Le benemerenze acquisite con questo servizio costituirono una svolta decisiva nel cursus honorum del G., la cui carriera politica proseguì, dopo il rimpatrio, con vivacità scandita da prestigiosi incarichi: quattro volte consigliere ducale per il sestiere di S. Polo (1487-88, 1490-91, 1493-94, 1496-97); podestà a Verona tra il 12 ott. 1488 e i primi mesi del 1490; procuratore sopra gli atti del Sopragastaldo dal 19 aprile al 17 ott. 1490; membro del Consiglio dei dieci tra l'ottobre 1492 e il 9 giugno 1493 (quando optò per la carica di consigliere ducale). Il 27 apr. 1494 - nonostante l'età - assunse la podesteria di Padova. Rimpatriato, fece nuovamente parte del Consiglio dei dieci tra l'ottobre 1499 e il settembre 1500, dopodiché l'8 ott. 1501 toccò l'apice della carriera con la nomina a procuratore di S. Marco de citra; aveva ottantatré anni, sicché la sua elezione era chiaramente da considerarsi un riconoscimento per i molti servigi espletati; tanto più che il G. aveva in precedenza - nel 1496, nel 1499 e nel 1500 - fallito la prestigiosa nomina. Esercitò dunque assai di rado i compiti inerenti all'ufficio; Sanuto (Diarii) afferma che il 16 ott. 1503 il G. era incaricato di presiedere in Rialto alla vendita dell'argenteria del defunto cardinale Giovan Battista Zen, ma un anno dopo (2 ott. 1504) lo stesso cronista annota come il vecchio procuratore "per la ettà stava in caxa", senza più intervenire ad alcuna cerimonia.

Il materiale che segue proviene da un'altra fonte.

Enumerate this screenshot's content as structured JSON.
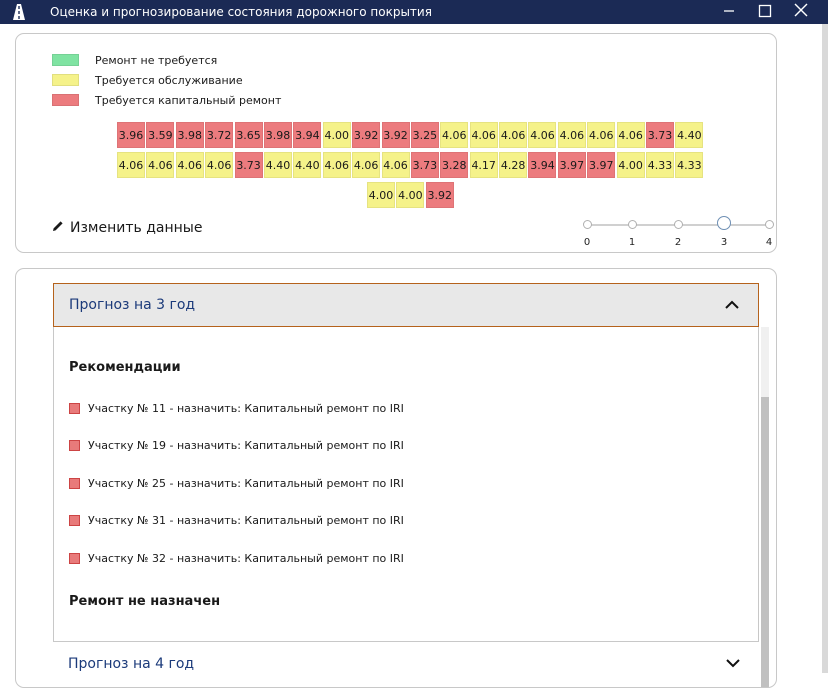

Il lungo testamento, dettato alla vigilia della morte, lo mostra assai ricco, ma non privo di debiti, contratti "non per mio mal governo, ma […] per mantegnir l'onor de caxa nostra"; contiene numerosi legati in favore della servitù, ma nessun cenno alla moglie, evidentemente premortagli, né ai figli. Questi ultimi, dal canto loro, dopo la scomparsa del padre iniziarono una lunga serie di litigi che si conclusero con la divisione del patrimonio.
Il G. morì a Venezia il 14 giugno 1505 e fu sepolto nel primo chiostro ai Frari.
Fonti e Bibl.: Arch. di Stato di Venezia, M. Barbaro - A.M. Tasca, Arbori de' patritii…, IV, cc. 14, 19; Avogaria di Comun, 162: Balla d'oro, c. 82r; Ibid., Segretario alle Voci, Misti, regg. 4, cc. 19r, 38v, 41v, 79r, 121r, 123v, 126r, 129; 5, c. 41r; 6, cc. 6, 16, 51, 80, 86, 116; 7, c. 2; 14, cc. 52r, 74r, 119v; 15, cc. 89r, 94r; 16, sub 17 ott. 1490, 17 genn. 1490 m.v., 9 giugno 1493; Ibid., Duca di Candia, b. 2/33 (ducali e lettere inviate al G., molto deperite); Ibid., Notai di Venezia, Testamenti, b. 1153/85; sulla condizione economica, gli affari, l'amministrazione patrimoniale, Ibid., Miscellanea Gregolin, bb. 30-40, passim; Venezia, Bibl. del Civ. Museo Correr, Cod. Cicogna 3782: G. Priuli, Pretiosi frutti…, II, c. 55; Mss. P.D. 769 C/28; D. Malipiero, Annali veneti dal 1457 al 1500, a cura di F. Longo, in Arch. stor. ital., t. VII (1843-44), pt. 1, p. 194; pt. 2, p. 698; M. Sanuto, I diarii, II-VI, Venezia 1879-81, ad indices; I libri commemoriali della Repubblica di Venezia. Regesti, a cura di R. Predelli, V, Venezia 1901, p. 155; M. Sanuto, Le vite dei dogi (1474-1494), a cura di A. Caracciolo Aricò, I, Padova 1989, p. 85.